Posted July 14, 2017; 12 min read

Welcome to the third installment of my Cryptopals Challenges mini-series / walkthrough! Some challenges focus on block cipher cryptography (as before) and others focus on stream ciphers. As always, I highly recommend reading previous challenge sets before this one. I often refer back to previous solutions!

Cryptopals Sets:

Set 1: Basics
Set 2: Block crypto
Set 3: Block and stream crypto ←
Set 4: Stream crypto and randomness
Set 5: Diffie-Hellman and friends
Set 6: RSA and DSA
Set 7: Hashes
Set 8: Abstract Algebra

Warning: There are spoilers (solutions) below!

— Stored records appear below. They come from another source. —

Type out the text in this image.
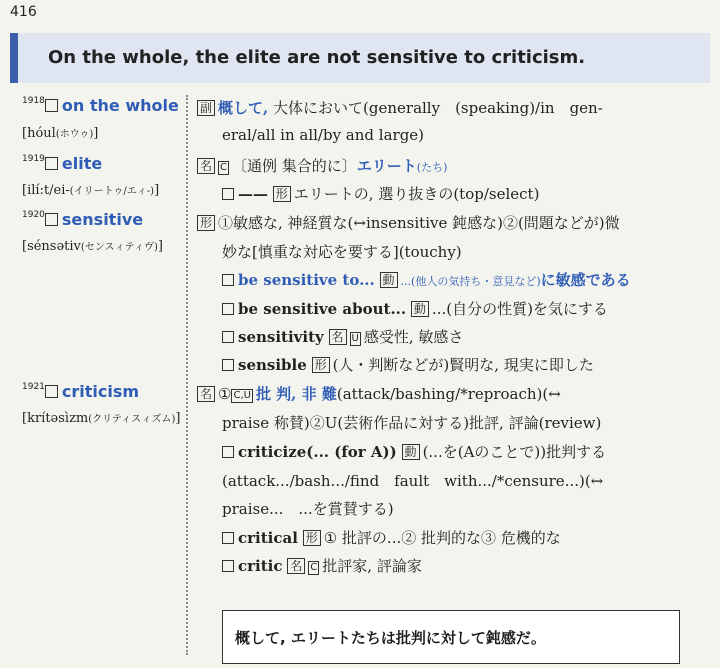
416
On the whole, the elite are not sensitive to criticism.
$^{1918}$ on the whole
[hóul(ホウゥ)]
$^{1919}$ elite
[ilí:t/ei-(イリートゥ/エィ-)]
$^{1920}$ sensitive
[sénsətiv(センスィティヴ)]
$^{1921}$ criticism
[krítəsìzm(クリティスィズム)]
副 概して, 大体において(generally　(speaking)/in　gen-
eral/all in all/by and large)
名 C 〔通例 集合的に〕エリート(たち)
—— 形 エリートの, 選り抜きの(top/select)
形 ①敏感な, 神経質な(↔insensitive 鈍感な)②(問題などが)微
妙な[慎重な対応を要する](touchy)
be sensitive to... 動 ...(他人の気持ち・意見など)に敏感である
be sensitive about... 動 ...(自分の性質)を気にする
sensitivity 名 U 感受性, 敏感さ
sensible 形 (人・判断などが)賢明な, 現実に即した
名 ① C,U 批 判, 非 難(attack/bashing/*reproach)(↔
praise 称賛)②U(芸術作品に対する)批評, 評論(review)
criticize(... (for A)) 動 (...を(Aのことで))批判する
(attack.../bash.../find　fault　with.../*censure...)(↔
praise...　...を賞賛する)
critical 形 ① 批評の...② 批判的な③ 危機的な
critic 名 C 批評家, 評論家
概して, エリートたちは批判に対して鈍感だ。
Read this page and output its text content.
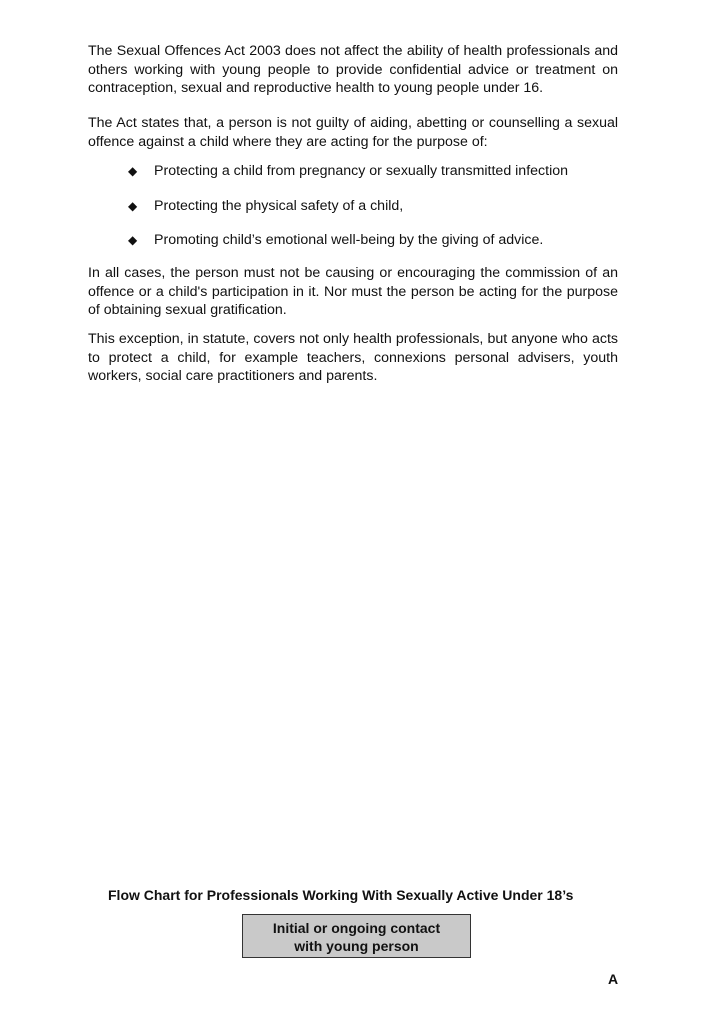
The Sexual Offences Act 2003 does not affect the ability of health professionals and others working with young people to provide confidential advice or treatment on contraception, sexual and reproductive health to young people under 16.

The Act states that, a person is not guilty of aiding, abetting or counselling a sexual offence against a child where they are acting for the purpose of:

◆	Protecting a child from pregnancy or sexually transmitted infection
◆	Protecting the physical safety of a child,
◆	Promoting child’s emotional well-being by the giving of advice.

In all cases, the person must not be causing or encouraging the commission of an offence or a child's participation in it. Nor must the person be acting for the purpose of obtaining sexual gratification.

This exception, in statute, covers not only health professionals, but anyone who acts to protect a child, for example teachers, connexions personal advisers, youth workers, social care practitioners and parents.

Flow Chart for Professionals Working With Sexually Active Under 18’s

Initial or ongoing contact
with young person

A
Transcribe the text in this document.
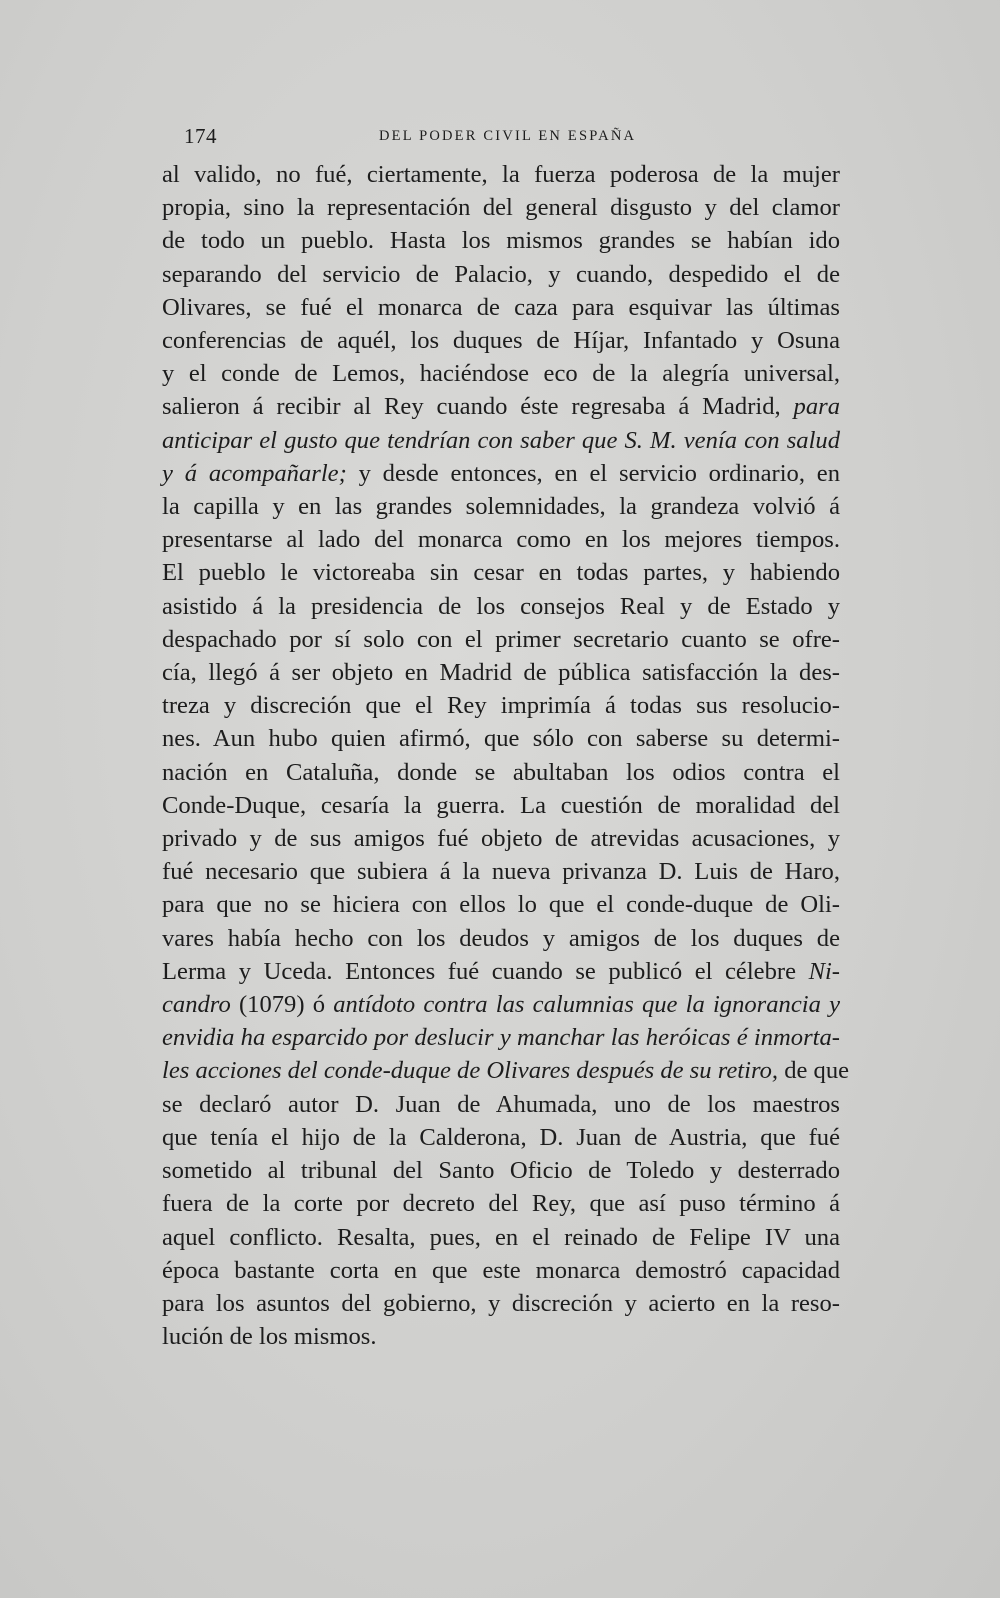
174	DEL PODER CIVIL EN ESPAÑA
al valido, no fué, ciertamente, la fuerza poderosa de la mujer
propia, sino la representación del general disgusto y del clamor
de todo un pueblo. Hasta los mismos grandes se habían ido
separando del servicio de Palacio, y cuando, despedido el de
Olivares, se fué el monarca de caza para esquivar las últimas
conferencias de aquél, los duques de Híjar, Infantado y Osuna
y el conde de Lemos, haciéndose eco de la alegría universal,
salieron á recibir al Rey cuando éste regresaba á Madrid, para
anticipar el gusto que tendrían con saber que S. M. venía con salud
y á acompañarle; y desde entonces, en el servicio ordinario, en
la capilla y en las grandes solemnidades, la grandeza volvió á
presentarse al lado del monarca como en los mejores tiempos.
El pueblo le victoreaba sin cesar en todas partes, y habiendo
asistido á la presidencia de los consejos Real y de Estado y
despachado por sí solo con el primer secretario cuanto se ofre-
cía, llegó á ser objeto en Madrid de pública satisfacción la des-
treza y discreción que el Rey imprimía á todas sus resolucio-
nes. Aun hubo quien afirmó, que sólo con saberse su determi-
nación en Cataluña, donde se abultaban los odios contra el
Conde-Duque, cesaría la guerra. La cuestión de moralidad del
privado y de sus amigos fué objeto de atrevidas acusaciones, y
fué necesario que subiera á la nueva privanza D. Luis de Haro,
para que no se hiciera con ellos lo que el conde-duque de Oli-
vares había hecho con los deudos y amigos de los duques de
Lerma y Uceda. Entonces fué cuando se publicó el célebre Ni-
candro (1079) ó antídoto contra las calumnias que la ignorancia y
envidia ha esparcido por deslucir y manchar las heróicas é inmorta-
les acciones del conde-duque de Olivares después de su retiro, de que
se declaró autor D. Juan de Ahumada, uno de los maestros
que tenía el hijo de la Calderona, D. Juan de Austria, que fué
sometido al tribunal del Santo Oficio de Toledo y desterrado
fuera de la corte por decreto del Rey, que así puso término á
aquel conflicto. Resalta, pues, en el reinado de Felipe IV una
época bastante corta en que este monarca demostró capacidad
para los asuntos del gobierno, y discreción y acierto en la reso-
lución de los mismos.
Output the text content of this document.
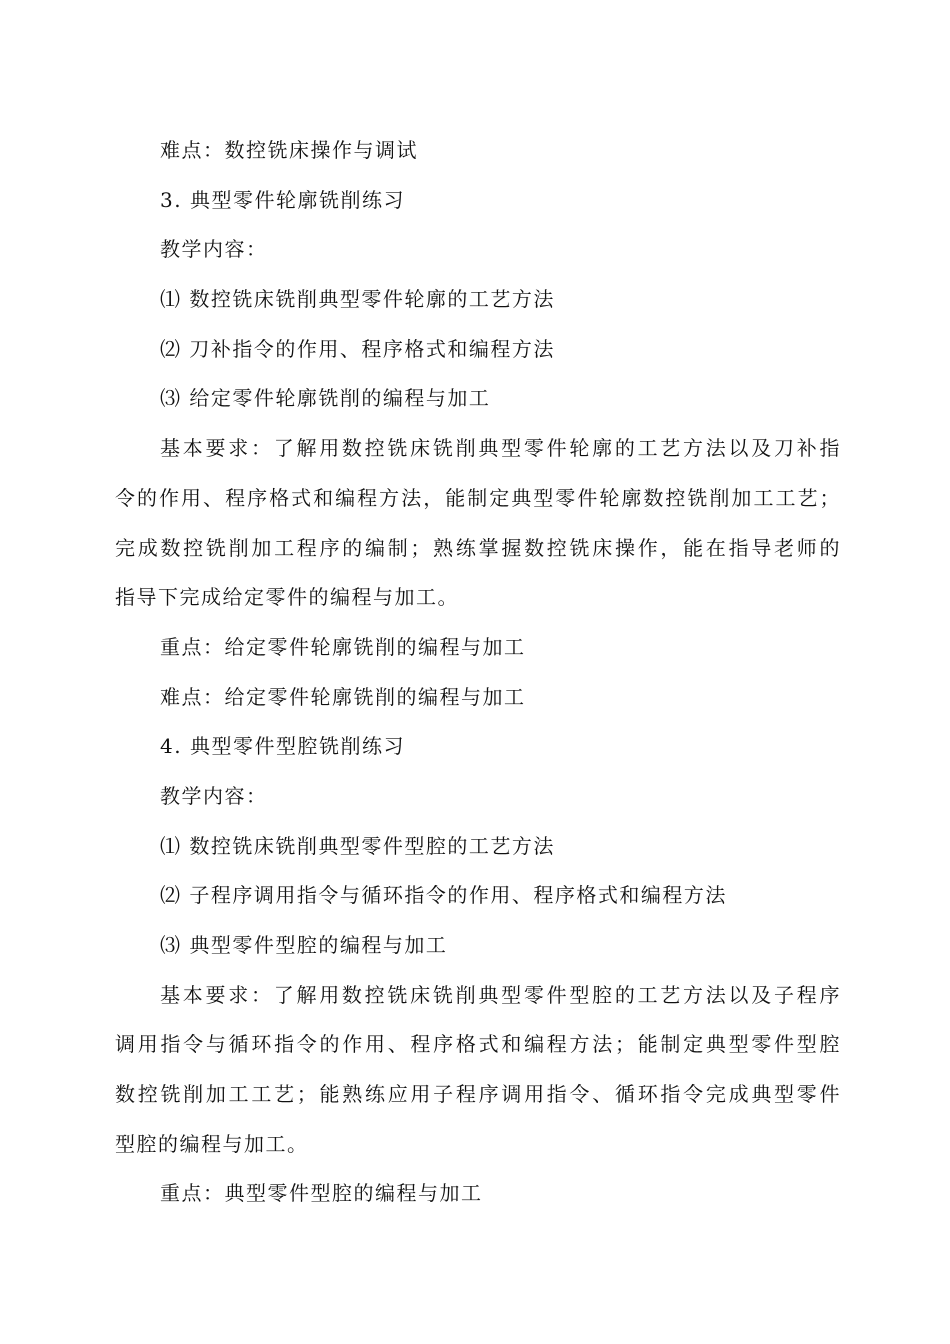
难点：数控铣床操作与调试
3. 典型零件轮廓铣削练习
教学内容：
⑴ 数控铣床铣削典型零件轮廓的工艺方法
⑵ 刀补指令的作用、程序格式和编程方法
⑶ 给定零件轮廓铣削的编程与加工
基本要求：了解用数控铣床铣削典型零件轮廓的工艺方法以及刀补指
令的作用、程序格式和编程方法，能制定典型零件轮廓数控铣削加工工艺；
完成数控铣削加工程序的编制；熟练掌握数控铣床操作，能在指导老师的
指导下完成给定零件的编程与加工。
重点：给定零件轮廓铣削的编程与加工
难点：给定零件轮廓铣削的编程与加工
4. 典型零件型腔铣削练习
教学内容：
⑴ 数控铣床铣削典型零件型腔的工艺方法
⑵ 子程序调用指令与循环指令的作用、程序格式和编程方法
⑶ 典型零件型腔的编程与加工
基本要求：了解用数控铣床铣削典型零件型腔的工艺方法以及子程序
调用指令与循环指令的作用、程序格式和编程方法；能制定典型零件型腔
数控铣削加工工艺；能熟练应用子程序调用指令、循环指令完成典型零件
型腔的编程与加工。
重点：典型零件型腔的编程与加工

17. The CBC padding oracle

The first part of this exercise asks us to write a function to pad and encrypt a random string in a set of given plaintexts and to write a function that checks the padding of the plaintext given the ciphertext, iv and key.

input_strings = [
    "MDAwMDAwTm93IHRoYXQgdGhlIHBhcnR5IGlzIGp1bXBpbmc=",
    "MDAwMDAxV2l0aCB0aGUgYmFzcyBraWNrZWQgaW4gYW5kIHRoZSBWZWdhJ3MgYXJlIHB1bXBpbic=",
    "MDAwMDAyUXVpY2sgdG8gdGhlIHBvaW50LCB0byB0aGUgcG9pbnQsIG5vIGZha2luZw==",
    "MDAwMDAzQ29va2luZyBNQydzIGxpa2UgYSBwb3VuZCBvZiBiYWNvbg==",
    "MDAwMDA0QnVybmluZyAnZW0sIGlmIHlvdSBhaW4ndCBxdWljayBhbmQgbmltYmxl",
    "MDAwMDA1SSBnbyBjcmF6eSB3aGVuIEkgaGVhciBhIGN5bWJhbA==",
    "MDAwMDA2QW5kIGEgaGlnaCBoYXQgd2l0aCBhIHNvdXBlZCB1cCB0ZW1wbw==",
    "MDAwMDA3SSdtIG9uIGEgcm9sbCwgaXQncyB0aW1lIHRvIGdvIHNvbG8=",
    "MDAwMDA4b2xsaW4nIGluIG15IGZpdmUgcG9pbnQgb2g=",
    "MDAwMDA5aXRoIG15IHJhZy10b3AgZG93biBzbyBteSBoYWlyIGNhbiBibG93",
]

rand_key = None

# Slight modification of the previously defined aes_128_cbc_dec function.
# We don't unpad the decrypted ciphertext in this method.
def aes_128_cbc_dec(ciphertext, key, iv):
    plaintext = bytearray(len(ciphertext))
    prev_block = iv
    for i in range(0, len(ciphertext), AES.block_size):
        plaintext[i: i + AES.block_size] = xor(
            aes_128_ecb_dec(bytes(ciphertext[i: i + AES.block_size]), key),
            prev_block
        )
        prev_block = ciphertext[i: i + AES.block_size]
    return plaintext

def cbc_enc_random_string(input_strings):
    global rand_key
    rand_key = random_key(AES.block_size)
    input_string = input_strings[randint(0, len(input_strings) - 1)]
    iv = random_key(AES.block_size)
    return aes_128_cbc_enc(input_string, bytes(rand_key), iv), iv

def padding_oracle(ciphertext, iv):
    input_string = aes_128_cbc_dec(ciphertext, bytes(rand_key), iv)
    try:
        unpad_valid_pkcs7(input_string)
        return True
    except:
        return False

The existence of a padding oracle lets us decrypt the ciphertext! We can corrupt specific bytes within a ciphertext block to discover the associated byte within the plaintext block! A good description (which I used) of the padding oracle attack can be found on Wikipedia.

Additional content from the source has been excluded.